We’ve covered a lot so far. If you made it this far, kudos to you (or your AI). Let’s close with a quick self-assessment across five dimensions:

  1. Foundation: What percentage of your assets are in a continuously reconciled inventory? Are you tracking beyond devices – identities, software, SaaS, cloud workloads? Is ownership assigned to more than 90% of assets?
  2. Coverage: Are you validating controls continuously or at audit time? Can you measure coverage drift rate – the percentage of assets that lost a control in the last 30 days? Are you tracking toxic combinations – compound conditions where misconfigurations, coverage gaps, and vulnerabilities intersect as findings alongside scanner-reported CVEs?

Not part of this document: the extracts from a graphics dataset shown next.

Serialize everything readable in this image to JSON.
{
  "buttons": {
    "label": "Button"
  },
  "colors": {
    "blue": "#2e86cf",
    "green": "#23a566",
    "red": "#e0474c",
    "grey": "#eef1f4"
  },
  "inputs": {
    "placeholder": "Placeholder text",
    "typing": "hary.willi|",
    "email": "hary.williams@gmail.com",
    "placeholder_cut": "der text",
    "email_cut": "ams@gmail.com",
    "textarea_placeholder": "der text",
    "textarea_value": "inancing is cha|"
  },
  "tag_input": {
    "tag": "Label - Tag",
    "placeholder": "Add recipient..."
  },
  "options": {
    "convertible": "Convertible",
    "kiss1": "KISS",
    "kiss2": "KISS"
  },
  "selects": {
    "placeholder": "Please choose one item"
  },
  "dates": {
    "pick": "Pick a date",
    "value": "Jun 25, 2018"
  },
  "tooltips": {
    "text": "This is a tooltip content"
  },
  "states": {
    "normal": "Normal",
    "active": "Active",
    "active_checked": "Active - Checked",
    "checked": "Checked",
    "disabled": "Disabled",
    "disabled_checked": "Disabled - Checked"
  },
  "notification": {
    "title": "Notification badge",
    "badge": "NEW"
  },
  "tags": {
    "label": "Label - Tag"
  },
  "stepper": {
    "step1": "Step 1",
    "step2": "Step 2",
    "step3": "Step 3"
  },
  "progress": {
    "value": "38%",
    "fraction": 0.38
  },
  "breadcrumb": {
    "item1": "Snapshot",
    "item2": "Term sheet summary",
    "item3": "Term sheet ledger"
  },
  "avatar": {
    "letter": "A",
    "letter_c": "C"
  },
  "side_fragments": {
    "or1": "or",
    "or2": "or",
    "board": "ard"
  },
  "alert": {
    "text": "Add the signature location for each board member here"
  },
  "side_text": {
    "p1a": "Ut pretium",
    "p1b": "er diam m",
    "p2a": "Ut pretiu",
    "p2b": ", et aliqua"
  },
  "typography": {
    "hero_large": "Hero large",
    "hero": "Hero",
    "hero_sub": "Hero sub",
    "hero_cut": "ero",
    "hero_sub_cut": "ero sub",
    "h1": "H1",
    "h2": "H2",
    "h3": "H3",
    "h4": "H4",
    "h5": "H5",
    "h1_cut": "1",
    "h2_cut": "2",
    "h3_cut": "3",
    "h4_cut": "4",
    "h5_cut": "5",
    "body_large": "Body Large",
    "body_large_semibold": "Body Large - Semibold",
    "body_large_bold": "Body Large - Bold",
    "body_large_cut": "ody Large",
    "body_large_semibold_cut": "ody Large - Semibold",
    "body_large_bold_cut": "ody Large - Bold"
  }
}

  3. Prioritization: Is your scoring model CVSS-only, or are you layering security, asset, and business context with custom weights and conditional logic? Can you distinguish between a critical CVE on a production crown jewel and the same CVE on an isolated dev server?
  4. Containment: Can you scope blast radius from a critical exposure before assigning the fix – which systems are reachable, which identities are involved, what breaks downstream? Are mitigation and remediation paths pre-configured, or decided per-issue? Are you tracking verified remediation rate through continuous re-evaluation, or relying on ticket closure?
  5. Downstream alignment: Are SOC, CMDB, risk management, and executive reporting consuming reconciled data from Axonius, or operating from independent sources? 

If you’re scoring well across these dimensions, you are operationally ready for the volume ahead. We don’t know what we don’t know, but these fundamentals make a strong security program no matter the day’s news. If you see gaps here, fear not – you know where to invest next, and have a solid blueprint to get you there.